Through my own experience, however, there is somewhat of a caveat to these findings. I would suggest that no matter the model or technology that the owner have a proper calibration done on the set. I found that when I first set up the new monitor and started watching, as impressive as everything looked initially, after awhile I started to suffer some eye strain. Luckily enough, since I have my own software, meter and a Lumagen VP, I am able to do my own calibrations and as it turned out, the pre-calibration readout showed a gamma reading way out of wack, i.e. it was shaped almost like a "U" from low to high. Gamma readings were within reasonable parameters at the low and high end(2.2-2.4) yet, between 30-80 IRE that were at 1.4-1.6(way too much contrast). On the surface it would seem these levels are intentionally jacked up to increase contrast and make the colors jump out more in the usual video range.

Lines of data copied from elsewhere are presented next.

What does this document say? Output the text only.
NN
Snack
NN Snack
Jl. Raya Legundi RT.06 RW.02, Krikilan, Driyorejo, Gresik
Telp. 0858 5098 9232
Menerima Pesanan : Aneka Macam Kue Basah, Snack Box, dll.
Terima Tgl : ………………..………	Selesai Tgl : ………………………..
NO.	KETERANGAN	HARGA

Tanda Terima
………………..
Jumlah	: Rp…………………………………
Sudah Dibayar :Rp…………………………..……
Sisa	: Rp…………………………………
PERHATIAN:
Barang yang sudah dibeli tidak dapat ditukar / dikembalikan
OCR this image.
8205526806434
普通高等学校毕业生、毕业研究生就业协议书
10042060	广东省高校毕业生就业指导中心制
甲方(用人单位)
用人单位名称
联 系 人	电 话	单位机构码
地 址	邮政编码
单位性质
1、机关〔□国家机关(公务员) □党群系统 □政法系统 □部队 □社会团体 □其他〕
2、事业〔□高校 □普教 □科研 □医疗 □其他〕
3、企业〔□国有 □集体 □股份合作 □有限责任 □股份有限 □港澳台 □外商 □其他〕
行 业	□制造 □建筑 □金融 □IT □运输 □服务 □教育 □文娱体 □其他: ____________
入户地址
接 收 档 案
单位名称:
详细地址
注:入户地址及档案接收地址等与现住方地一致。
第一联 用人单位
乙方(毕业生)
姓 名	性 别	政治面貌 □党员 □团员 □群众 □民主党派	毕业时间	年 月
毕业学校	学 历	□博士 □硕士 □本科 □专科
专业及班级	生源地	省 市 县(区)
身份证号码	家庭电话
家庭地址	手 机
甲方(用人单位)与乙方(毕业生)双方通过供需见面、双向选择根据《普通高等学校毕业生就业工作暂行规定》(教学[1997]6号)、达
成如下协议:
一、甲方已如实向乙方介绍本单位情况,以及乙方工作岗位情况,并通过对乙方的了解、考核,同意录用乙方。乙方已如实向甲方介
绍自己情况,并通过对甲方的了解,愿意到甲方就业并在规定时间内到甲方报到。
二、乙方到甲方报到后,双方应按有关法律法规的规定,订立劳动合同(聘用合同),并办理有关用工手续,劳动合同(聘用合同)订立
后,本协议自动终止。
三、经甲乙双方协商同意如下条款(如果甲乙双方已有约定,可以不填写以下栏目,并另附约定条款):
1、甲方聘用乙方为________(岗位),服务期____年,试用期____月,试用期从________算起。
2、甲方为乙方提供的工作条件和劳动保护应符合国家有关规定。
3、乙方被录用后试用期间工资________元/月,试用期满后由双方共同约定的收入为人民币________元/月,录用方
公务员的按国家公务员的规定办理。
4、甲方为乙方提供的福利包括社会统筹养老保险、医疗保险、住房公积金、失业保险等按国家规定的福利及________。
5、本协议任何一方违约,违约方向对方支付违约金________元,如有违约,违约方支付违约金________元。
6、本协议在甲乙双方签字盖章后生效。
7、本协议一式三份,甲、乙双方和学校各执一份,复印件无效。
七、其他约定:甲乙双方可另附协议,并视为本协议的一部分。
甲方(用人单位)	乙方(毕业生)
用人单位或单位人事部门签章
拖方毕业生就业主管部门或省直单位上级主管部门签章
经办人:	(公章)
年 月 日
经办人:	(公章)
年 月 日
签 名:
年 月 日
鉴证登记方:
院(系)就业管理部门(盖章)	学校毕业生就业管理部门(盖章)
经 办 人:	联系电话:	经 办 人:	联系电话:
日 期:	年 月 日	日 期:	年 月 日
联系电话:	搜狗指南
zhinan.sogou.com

Issues like this with some of these newer sets are not totally uncommon which was confirmed by a tech friend of mine who does calibrations for a couple of the retailers in the area. Perhaps the moderator can comment on these findings. Once I set up the black and white levels properly and smoothed out the gamma across the entire spectrum, the picture was considerably better. It seems in some cases, despite the newer technologies, right out of the factory, the same issues on accuracy can apply that existed on other types of monitors that were built years ago.